A good analogy for this is if you are a detective the first detection stage is where you are trying to find the object in the image, you start by guessing where in the image the object may be. Anchor boxes are like using a magnifier glass zooming in on different parts of the image to help identify exactly where the image is. Finally, IoU is like a second person checking the detectives’ work and comparing the answers to the actual location of the object.

8. Output

The final output will combine the bounding box and all the convolutional layers to output the image with the object with a box around it, the name of the object and the confidence score.

Using this output you can then apply it to a real-world application e.g. counting trees, object detection on driverless cars and even medical imaging to detect cancerous cells.

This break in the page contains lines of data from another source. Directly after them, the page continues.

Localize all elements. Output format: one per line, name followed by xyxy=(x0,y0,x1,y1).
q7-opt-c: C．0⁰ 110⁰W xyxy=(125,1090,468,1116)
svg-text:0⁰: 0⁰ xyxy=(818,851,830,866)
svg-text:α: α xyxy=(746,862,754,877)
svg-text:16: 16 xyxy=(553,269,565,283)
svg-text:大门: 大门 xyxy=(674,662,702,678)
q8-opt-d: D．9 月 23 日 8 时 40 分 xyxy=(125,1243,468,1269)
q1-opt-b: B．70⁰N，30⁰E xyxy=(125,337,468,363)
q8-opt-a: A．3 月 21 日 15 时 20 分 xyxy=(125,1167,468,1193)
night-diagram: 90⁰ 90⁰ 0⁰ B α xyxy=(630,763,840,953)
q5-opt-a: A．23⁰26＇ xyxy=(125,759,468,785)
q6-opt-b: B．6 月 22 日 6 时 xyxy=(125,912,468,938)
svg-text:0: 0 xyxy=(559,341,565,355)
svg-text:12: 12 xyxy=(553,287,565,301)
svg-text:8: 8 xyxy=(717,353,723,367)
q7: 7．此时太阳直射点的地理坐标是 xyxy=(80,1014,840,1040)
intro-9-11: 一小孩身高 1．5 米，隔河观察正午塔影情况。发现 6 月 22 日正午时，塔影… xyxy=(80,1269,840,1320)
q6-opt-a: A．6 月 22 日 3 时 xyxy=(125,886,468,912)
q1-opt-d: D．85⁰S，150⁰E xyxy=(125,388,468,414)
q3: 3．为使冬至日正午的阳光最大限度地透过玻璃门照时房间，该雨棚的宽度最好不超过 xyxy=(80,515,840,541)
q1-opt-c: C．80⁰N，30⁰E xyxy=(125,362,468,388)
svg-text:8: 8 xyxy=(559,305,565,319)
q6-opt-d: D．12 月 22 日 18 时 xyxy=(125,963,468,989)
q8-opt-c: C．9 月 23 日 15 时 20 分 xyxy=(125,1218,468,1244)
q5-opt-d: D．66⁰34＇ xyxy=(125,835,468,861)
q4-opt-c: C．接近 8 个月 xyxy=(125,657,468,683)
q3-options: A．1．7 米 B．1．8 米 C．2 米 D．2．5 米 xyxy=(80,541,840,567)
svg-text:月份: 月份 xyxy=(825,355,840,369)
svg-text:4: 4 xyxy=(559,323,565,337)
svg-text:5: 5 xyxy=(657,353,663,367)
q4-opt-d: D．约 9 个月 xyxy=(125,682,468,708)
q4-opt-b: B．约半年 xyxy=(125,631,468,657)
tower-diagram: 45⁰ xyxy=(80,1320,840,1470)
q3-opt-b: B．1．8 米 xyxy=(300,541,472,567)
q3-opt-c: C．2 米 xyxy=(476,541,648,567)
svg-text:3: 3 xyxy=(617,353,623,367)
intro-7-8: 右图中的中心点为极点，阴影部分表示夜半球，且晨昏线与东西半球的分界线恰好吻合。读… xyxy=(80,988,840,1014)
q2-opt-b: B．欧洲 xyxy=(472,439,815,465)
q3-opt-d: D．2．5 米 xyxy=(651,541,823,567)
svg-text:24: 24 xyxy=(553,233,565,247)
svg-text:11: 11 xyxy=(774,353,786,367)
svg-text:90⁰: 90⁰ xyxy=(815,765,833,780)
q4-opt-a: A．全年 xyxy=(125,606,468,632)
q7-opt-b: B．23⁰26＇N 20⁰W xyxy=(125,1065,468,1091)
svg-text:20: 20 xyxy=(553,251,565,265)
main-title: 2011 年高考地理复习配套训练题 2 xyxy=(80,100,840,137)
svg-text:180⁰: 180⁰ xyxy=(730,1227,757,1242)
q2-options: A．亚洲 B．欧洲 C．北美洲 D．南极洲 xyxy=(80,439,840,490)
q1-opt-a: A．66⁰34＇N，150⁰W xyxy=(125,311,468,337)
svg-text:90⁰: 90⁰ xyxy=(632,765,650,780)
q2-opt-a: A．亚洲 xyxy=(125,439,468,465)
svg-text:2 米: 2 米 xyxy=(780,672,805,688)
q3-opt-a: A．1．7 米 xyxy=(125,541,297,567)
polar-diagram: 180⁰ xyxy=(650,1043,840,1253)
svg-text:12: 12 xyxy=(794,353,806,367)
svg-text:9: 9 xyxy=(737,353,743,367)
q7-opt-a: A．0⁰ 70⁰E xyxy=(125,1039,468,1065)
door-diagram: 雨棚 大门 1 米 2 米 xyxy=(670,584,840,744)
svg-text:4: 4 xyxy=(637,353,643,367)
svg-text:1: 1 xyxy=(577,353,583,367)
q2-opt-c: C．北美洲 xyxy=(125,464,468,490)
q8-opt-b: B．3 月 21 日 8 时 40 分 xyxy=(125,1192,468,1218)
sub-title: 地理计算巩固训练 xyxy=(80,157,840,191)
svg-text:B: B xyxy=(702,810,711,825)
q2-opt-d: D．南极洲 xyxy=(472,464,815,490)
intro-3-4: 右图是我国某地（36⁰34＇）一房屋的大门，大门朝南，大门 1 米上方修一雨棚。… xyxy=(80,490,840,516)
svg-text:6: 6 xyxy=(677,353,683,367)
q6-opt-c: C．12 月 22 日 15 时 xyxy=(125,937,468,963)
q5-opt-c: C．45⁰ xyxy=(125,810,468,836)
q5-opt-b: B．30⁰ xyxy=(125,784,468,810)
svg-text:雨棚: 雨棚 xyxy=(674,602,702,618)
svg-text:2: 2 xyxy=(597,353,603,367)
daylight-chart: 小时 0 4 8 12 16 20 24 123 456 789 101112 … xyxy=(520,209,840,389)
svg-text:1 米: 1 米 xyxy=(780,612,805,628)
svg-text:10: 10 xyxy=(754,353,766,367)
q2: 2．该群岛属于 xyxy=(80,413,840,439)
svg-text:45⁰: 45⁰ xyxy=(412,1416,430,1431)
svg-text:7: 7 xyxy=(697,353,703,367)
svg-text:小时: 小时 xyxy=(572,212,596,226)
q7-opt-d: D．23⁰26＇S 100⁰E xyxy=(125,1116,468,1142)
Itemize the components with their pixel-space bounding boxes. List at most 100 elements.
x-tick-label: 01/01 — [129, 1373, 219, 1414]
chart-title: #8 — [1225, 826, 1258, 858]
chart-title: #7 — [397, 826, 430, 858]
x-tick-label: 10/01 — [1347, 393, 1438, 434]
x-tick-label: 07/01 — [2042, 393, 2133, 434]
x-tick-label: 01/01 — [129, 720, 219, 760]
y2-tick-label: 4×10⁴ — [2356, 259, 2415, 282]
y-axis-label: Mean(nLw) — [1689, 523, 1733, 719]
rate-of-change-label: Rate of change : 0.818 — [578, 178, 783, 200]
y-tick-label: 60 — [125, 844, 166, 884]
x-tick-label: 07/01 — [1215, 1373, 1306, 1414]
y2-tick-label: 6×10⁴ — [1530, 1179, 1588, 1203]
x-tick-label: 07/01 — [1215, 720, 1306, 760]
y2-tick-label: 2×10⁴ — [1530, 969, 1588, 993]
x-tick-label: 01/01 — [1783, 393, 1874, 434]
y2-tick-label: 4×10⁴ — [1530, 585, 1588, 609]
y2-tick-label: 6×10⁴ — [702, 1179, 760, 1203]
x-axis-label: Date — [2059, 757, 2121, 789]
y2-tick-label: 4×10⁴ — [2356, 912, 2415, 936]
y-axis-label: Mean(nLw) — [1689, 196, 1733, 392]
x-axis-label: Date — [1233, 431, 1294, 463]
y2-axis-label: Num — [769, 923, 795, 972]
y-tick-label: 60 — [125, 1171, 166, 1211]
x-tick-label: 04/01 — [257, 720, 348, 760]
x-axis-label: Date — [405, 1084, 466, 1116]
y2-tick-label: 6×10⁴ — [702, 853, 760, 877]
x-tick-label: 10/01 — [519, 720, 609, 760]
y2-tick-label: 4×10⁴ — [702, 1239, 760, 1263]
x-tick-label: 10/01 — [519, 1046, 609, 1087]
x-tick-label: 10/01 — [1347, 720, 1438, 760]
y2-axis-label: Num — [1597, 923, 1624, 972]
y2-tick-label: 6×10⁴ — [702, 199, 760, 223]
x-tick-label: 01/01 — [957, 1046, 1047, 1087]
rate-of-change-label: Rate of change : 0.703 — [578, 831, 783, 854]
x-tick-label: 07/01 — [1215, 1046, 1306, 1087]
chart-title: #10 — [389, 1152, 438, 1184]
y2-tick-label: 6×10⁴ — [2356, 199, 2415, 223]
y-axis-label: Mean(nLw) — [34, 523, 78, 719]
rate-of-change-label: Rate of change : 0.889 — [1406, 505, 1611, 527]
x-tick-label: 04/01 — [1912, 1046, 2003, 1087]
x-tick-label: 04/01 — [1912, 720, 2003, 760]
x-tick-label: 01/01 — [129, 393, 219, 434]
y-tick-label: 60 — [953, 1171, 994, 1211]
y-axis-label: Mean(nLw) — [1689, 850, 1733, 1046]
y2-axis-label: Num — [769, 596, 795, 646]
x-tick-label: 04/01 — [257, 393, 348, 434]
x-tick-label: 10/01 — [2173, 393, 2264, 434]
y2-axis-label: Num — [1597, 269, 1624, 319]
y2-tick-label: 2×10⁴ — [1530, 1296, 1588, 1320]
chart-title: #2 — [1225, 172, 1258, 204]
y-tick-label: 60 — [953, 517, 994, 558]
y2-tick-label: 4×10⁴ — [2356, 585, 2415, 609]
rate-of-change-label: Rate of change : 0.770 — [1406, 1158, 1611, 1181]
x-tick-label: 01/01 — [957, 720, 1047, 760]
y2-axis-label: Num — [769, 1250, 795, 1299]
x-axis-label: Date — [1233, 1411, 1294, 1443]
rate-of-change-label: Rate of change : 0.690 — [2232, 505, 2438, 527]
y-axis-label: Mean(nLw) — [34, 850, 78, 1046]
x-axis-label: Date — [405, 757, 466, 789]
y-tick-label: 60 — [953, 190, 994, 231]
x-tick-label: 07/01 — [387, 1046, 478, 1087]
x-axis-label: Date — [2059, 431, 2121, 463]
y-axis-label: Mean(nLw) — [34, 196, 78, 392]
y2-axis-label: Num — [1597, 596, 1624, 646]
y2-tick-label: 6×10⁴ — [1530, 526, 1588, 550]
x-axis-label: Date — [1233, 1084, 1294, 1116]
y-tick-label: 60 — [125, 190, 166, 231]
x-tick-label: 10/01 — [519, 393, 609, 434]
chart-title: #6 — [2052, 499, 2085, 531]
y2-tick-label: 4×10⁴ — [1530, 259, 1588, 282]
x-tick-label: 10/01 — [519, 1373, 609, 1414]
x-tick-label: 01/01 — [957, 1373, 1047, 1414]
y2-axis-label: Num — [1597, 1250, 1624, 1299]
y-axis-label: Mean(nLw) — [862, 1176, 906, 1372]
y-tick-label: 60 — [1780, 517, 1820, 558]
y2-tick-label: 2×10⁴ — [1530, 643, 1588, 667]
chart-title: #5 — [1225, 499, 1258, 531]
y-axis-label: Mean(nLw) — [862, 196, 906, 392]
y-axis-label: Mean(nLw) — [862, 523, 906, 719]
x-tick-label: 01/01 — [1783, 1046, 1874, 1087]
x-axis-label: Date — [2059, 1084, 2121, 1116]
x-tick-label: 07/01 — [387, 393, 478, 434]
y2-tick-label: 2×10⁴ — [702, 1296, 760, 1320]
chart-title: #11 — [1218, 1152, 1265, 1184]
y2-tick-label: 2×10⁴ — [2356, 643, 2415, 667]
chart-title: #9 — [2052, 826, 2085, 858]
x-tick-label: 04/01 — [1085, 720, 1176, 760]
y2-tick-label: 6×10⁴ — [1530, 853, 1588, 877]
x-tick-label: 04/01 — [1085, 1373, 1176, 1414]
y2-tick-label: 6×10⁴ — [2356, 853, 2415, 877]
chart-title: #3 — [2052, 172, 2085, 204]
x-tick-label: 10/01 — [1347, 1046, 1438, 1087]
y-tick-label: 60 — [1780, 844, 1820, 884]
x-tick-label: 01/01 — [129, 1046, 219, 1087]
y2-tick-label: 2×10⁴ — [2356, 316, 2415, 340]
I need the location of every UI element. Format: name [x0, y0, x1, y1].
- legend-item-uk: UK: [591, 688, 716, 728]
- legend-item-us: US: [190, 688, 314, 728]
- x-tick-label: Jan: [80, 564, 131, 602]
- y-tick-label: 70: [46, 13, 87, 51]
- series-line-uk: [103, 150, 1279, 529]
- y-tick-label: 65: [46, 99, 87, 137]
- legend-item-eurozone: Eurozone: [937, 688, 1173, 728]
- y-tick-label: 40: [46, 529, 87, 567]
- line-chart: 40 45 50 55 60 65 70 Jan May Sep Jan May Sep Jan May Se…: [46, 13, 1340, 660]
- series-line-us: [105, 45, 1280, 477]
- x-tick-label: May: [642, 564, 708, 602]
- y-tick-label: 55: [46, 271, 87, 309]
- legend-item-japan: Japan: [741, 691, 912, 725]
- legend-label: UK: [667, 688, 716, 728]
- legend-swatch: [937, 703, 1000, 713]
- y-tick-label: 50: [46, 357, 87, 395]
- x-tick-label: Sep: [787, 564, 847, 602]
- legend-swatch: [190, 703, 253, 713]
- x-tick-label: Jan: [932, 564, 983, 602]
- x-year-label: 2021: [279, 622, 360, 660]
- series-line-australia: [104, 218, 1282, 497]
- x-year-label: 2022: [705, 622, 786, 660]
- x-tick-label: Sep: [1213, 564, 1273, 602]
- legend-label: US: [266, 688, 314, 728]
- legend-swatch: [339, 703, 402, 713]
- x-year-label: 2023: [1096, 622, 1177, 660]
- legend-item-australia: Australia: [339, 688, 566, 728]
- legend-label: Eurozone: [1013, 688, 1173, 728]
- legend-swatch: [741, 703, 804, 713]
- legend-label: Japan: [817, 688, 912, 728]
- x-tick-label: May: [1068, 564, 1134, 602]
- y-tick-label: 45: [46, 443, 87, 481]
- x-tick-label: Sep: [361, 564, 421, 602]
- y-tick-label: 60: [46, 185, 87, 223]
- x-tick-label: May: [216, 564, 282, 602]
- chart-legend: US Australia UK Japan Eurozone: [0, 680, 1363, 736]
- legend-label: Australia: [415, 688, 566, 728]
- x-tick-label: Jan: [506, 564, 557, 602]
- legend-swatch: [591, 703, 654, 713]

YOLO was created by Joseph Redmon at the University of Washington. There are now multiple versions available from YOLOv1 to YOLOv8. If you want to see how it works in real-time you can watch this ted talk:

Other Object detection models are used for slightly different things:

Faster region-based Convolutional Neural networks (Faster R-CNNs) → Although Faster R-CNNs has the word ‘Faster’ it’s actually one of the slowest! Working at 7 FPS(frames per second), however, it has very accurate with tight bounding boxes.
You Only Look Once (YOLO) → YOLO object detection is the quickest and the only detection method which works in real-time, therefore is most likely to be used in autonomous vehicles, however, the accuracy is lost with slightly sloppy bounding boxes
Single Shot Detectors (SSDs) → Single shot detectors are slightly slower than a YOLO architecture however it is better at dealing with grainy images and when the object is much smaller in the image.

They are all similar as they all achieve the same goal of object detection, however, they work with different speeds and accuracies.

Thank you for reading to this point, I hope this article is clear and you have learnt something about the world of AI and how it works, and if not I hope the dog pictures made up for it!
I will be back soon with an article talking through the code.